Directors of public health became employees of local authorities in April but they must be able to keep their independence, says Dominic Harrison
The public were shocked at the conclusions of the Francis inquiry into the management failures at Mid Staffordshire Foundation Trust. A core problem was that some professional staff did not speak out about the risks to patients arising from the poor policy and practices they observed within the hospital − sometimes seeing this duty as secondary to protecting the reputation of the corporate institution that employed them.
‘It may be elected members and not hospital management whose policy decisions come under critical public scrutiny’
One consequence is that now many health professionals may have a “duty of candour” − a responsibility to place the known risks to patients (and the public) in the public domain.
If directors of public health are to do their job properly, the public will expect them to do the same, but it may be elected members and not hospital management whose policy decisions come under critical public scrutiny. This is new territory for all concerned, and it brings the issue of directors’ independence into sharp focus.
Their independence is complex and may be viewed with some ambivalence by local authorities that have a much stronger “locally corporate culture” than the nationally accountable primary care trusts that were the previous employers of directors of public health.
The roles is different from other chief officers in a number of ways. Directors of public health commission only about half the public health services for which they are accountable. The other half of public health services provided to their local residents are commissioned by Public Health England, clinical commissioning groups and NHS England.
So, while they are employed as statutory officers of the local authority, they are jointly appointed between the local authority and PHE. They vote alongside elected members on the statutory health and wellbeing boards and they have to be accredited members of the Faculty of Public Health to even be eligible for the role.
Statutory responsibilities
Many directors are also members of their local clinical commissioning group boards − a role that carries additional statutory responsibilities. Directors’ job descriptions require them to “produce an independent annual report on the health of the population”. Section 73A(1) of the NHS Act 2006, inserted by section 30 of the Health and Social Care Act 2012, gives the director of public health responsibility for “all of their local authority’s duties to take steps to improve public health”.
‘Effective elected members will certainly not cede any of their democratic policymaking prerogative to directors of public health’
This responsibility stretches the new role out beyond a simple management responsibility for “health directed” public health grant expenditure and into leadership of all “health relevant” resource allocation and decision making of the council.
Public health is “the science and art of preventing disease, prolonging life and promoting health through the organised efforts and informed choices of society”, according to the Wanless report. Most things that improve or harm the public’s health don’t come with a “public health” label. Good population health is often the outcome of multiple public policy decisions taken for non-health reasons.

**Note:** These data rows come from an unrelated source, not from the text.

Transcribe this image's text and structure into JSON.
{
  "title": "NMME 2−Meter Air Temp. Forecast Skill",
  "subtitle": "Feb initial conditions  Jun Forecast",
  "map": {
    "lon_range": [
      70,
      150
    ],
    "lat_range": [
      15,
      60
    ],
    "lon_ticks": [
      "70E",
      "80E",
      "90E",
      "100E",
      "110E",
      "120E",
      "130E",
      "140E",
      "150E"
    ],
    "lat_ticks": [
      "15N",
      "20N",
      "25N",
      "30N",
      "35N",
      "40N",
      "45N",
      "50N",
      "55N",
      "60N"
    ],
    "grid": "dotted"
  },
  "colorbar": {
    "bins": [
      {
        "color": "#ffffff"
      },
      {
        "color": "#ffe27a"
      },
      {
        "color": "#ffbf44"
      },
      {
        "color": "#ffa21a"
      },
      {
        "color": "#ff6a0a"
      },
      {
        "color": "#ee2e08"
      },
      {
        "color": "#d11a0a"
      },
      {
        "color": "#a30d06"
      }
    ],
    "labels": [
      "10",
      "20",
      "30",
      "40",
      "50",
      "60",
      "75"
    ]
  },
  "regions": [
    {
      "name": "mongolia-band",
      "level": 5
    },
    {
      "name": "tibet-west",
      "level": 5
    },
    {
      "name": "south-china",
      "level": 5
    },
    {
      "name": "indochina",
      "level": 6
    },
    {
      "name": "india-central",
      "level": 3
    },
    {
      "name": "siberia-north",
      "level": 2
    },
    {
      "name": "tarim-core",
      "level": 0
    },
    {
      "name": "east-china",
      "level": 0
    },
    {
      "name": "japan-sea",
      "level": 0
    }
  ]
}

In 2010, the National Audit Office reported that only 15-20 per cent of variations in mortality that exist can be directly influenced by “health interventions” such as specific health services or disease prevention programmes. The remaining 80 per cent of mortality differences arise from social, economic or environmental conditions in areas like housing, employment, education and transport.
Policy interventions
Directors of public health must aim to improve these “conditions“, which means they have to intervene directly in local public policy, where in local government it is the elected members who have the democratic mandate to lead. Effective elected members will certainly not cede any of their democratic policymaking prerogative to directors of public health, but effective directors will not censor, equivocate, amend or keep silent about the health risks affecting their local community − even when such risks arise from policy decisions made by their employers.
To be effective at improving public health, both councillors and directors have to respect each other’s independence and they will have to manage this paradox carefully.
This may in the end be about style and culture. Directors of public health have generally spent the past 25 years honing the declaratory arts of policy influence and “advice giving” in a professionally dominated national service with a vertical (non-democratic) accountability structure. Most senior council officers have spent their 25 year careers developing a wide range of subtly different influencing arts.
‘Both councillors and directors have to respect each other’s independence and they will have to manage this paradox carefully’
These skills enable them to work with a diverse range of locally elected members, navigating a shared space on a journey to their jointly preferred policy destination − through negotiation and persuasion. Some directors of public health have quickly, and sometimes painfully, learned that they may not yet have the skills to do this well. The “independent style” that (sometimes) worked for them in the NHS can cause abreactions on a scale ranging from mild irritation, through fits of intense aggravation, to life threatening apoplexy among many local government and elected member colleagues.
Directors need to seek a collaborative independence with council colleagues and elected members. If local independent political leadership and independent public health advice work together, they could change the world.
At the moment that is exactly what’s needed to create equal life chances for many of our most vulnerable citizens.